You were and still are my treasure, my most precious friend. My memories are full of you and oh, how we kept each other strong when we thought we might die of anguish. What patience we had and forgiveness we gave so freely, though rare but deep were the offenses. We healed, with profound love, the too painful wounds of broken hearts. We helped each other to stand when we most wished to die in the gutter of our sorrows.

And now dear friend, we age. And though our images do not reflect the beauty of yesterday, our eyes shine like hard, glassy obsidian… razor sharp, indestructable because we have survived fire, ice and time and have done so together.

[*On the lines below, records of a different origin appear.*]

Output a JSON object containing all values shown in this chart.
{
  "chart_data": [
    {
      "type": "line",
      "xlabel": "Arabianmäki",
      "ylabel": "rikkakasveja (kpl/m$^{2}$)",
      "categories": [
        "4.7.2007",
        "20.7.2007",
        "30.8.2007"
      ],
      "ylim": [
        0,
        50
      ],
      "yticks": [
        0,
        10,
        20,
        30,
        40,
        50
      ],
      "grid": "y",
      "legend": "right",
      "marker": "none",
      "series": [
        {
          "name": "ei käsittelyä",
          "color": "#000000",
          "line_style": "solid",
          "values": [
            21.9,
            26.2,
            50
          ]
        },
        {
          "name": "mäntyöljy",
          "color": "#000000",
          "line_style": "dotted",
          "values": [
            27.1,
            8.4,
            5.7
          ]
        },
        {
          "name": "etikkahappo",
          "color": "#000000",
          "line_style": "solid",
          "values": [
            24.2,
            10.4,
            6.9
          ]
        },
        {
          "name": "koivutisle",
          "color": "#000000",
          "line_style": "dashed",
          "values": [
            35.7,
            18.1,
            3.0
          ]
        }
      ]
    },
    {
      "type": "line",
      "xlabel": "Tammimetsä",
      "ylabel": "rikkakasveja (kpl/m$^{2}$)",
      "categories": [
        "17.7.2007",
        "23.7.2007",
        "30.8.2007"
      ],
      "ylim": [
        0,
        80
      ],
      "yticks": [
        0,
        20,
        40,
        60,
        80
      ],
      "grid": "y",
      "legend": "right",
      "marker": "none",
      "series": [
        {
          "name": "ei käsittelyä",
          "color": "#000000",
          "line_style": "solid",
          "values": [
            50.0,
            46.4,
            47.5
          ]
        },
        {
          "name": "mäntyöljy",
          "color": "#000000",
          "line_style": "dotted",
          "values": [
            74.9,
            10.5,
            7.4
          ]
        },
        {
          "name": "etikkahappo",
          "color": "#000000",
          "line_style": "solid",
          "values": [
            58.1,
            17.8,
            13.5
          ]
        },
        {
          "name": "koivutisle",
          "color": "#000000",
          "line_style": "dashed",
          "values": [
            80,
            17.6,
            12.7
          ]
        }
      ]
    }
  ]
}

We still have years my lovely friend to love each other until death do us part from this earth. I lay me down tonight grateful for the unbelievable love, never-ending compassion and pure empathy that you have given me during these past 40+ years.

Tannis Hanson, McKee, Henry, you mean more to me than gold and even my life. Our memories will last forever… as long as our souls shall live.”

On a Summer’s Eve

I left in the gloaming; my favorite time of a summer’s eve. There is that in the glowing sun already hidden behind the horizon turning the hills before it into black silhouettes… this, before the sky turns dark.

The that for me is a deep and  unsettling yearning. This, feels like there is something that I am missing. This, feels lonely. And it always has. So I walked.

The heat of the day lingered as a strong breeze sang through the grand chestnut, maple and walnut trees that line block upon block of this historic neighborhood. This is a neighborhood of homes that were built to hold a family of twelve and staff and some, only some, of more modest design.

I thought, as I wandered, that I would see folks on their wide, spreading porches, couples walking, children reluctantly returning home.

But doors and windows were shut tight, the streets and yards were empty, the only sound was the whirring of air conditioners nestled beneath windows and tucked behind bushes. Only two doors stood open of the many that I passed. Only two couples walked by. Only two people sat on their porch.

The trees, bushes and plants gave up their fragrance as I walked by, some so heady and alluring, I buried my face in their blossoms. Walnut shells, cracked open by squirrels, crunched under my feet.

The sky was turning the darkest of night blue and stars began to appear. I turned towards home still enveloped in this strange yearning that comes with the gloaming of summer’s eve. This is that.